Patient accessibility is the other test. In an era when patients have high deductibles and growing premiums, the communication of price in advertisements may provide just enough disincentive for patients to walk away. The marketer needs to develop messaging to minimize the risk and highlight that patients have ways to access the drug, regardless of his or her financial situation. Messaging on therapy abandonment should not be limited only to patients. Marketers can also bring targeted messaging to providers, hospitals, and payers on the consequences of worsening disease and how to identify the at-risk patient.
The Future of DTC
Cost inclusion in DTC means that messaging priorities may need to shift even as they stay within the 30-second window of the average commercial. More emphasis on patient support programs would be beneficial. On the non-DTC side of the business, marketers should reinforce patient support programs to pharmacies and providers. Hub programs – common with specialty pharmaceuticals – could be an avenue for providers to send prescriptions directly, ensuring that support programs are accessed and thereby lessening the risk of patient abandonment.

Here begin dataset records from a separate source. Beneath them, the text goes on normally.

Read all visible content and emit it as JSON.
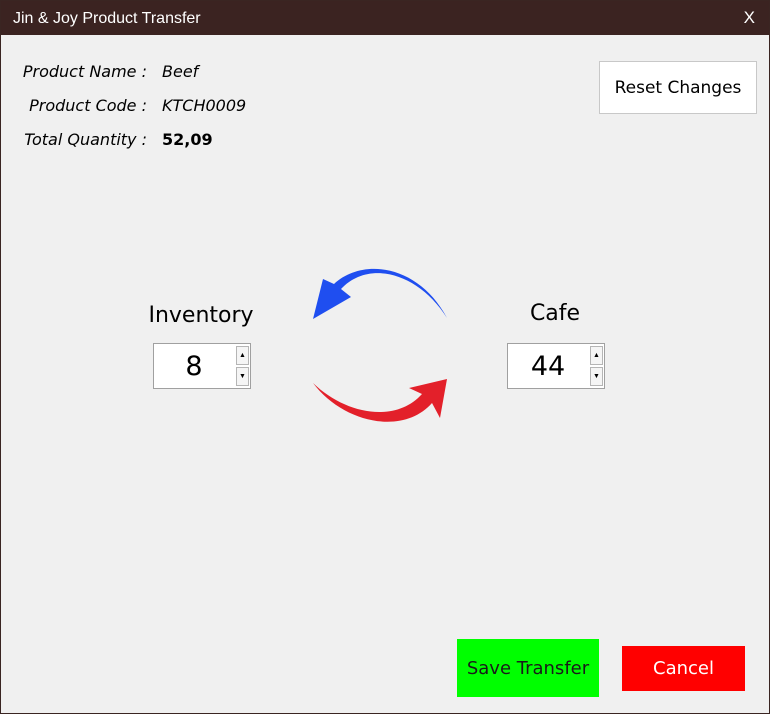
{
  "window": {
    "title": "Jin & Joy Product Transfer",
    "close_label": "X"
  },
  "product": {
    "name_label": "Product Name :",
    "name_value": "Beef",
    "code_label": "Product Code :",
    "code_value": "KTCH0009",
    "qty_label": "Total Quantity :",
    "qty_value": "52,09"
  },
  "reset_label": "Reset Changes",
  "locations": {
    "left": {
      "label": "Inventory",
      "value": "8"
    },
    "right": {
      "label": "Cafe",
      "value": "44"
    }
  },
  "spin_up_glyph": "▲",
  "spin_down_glyph": "▼",
  "arrows": {
    "top_color": "#1f4ef0",
    "bottom_color": "#e3202a"
  },
  "buttons": {
    "save_label": "Save Transfer",
    "cancel_label": "Cancel",
    "save_color": "#00ff00",
    "cancel_color": "#ff0000"
  }
}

There have been questions on whether the requirement to communicate cost in DTC will mean the end of pharmaceutical television advertisements. This concern is likely unfounded and underestimates creativity of the marketer. Some pharmaceutical manufacturers have already begun disclosing cost information to varying degrees of success. A recent article detailed these attempts by creating award categories such as best fine print, most blatant attempt to play down a sticker price, best explanation of why insurance is confusing, it’s not that simple, pushiest copay card advocate, and you missed the point. We will undoubtedly see a diversity of new angles in the months to come.
Marketers have found ways to weave compelling stories in DTC despite challenging requirements – everything from addressing side effects to communicating complicated disease information. Price disclosure represents a new opportunity for marketers to rise to the challenge, not run away.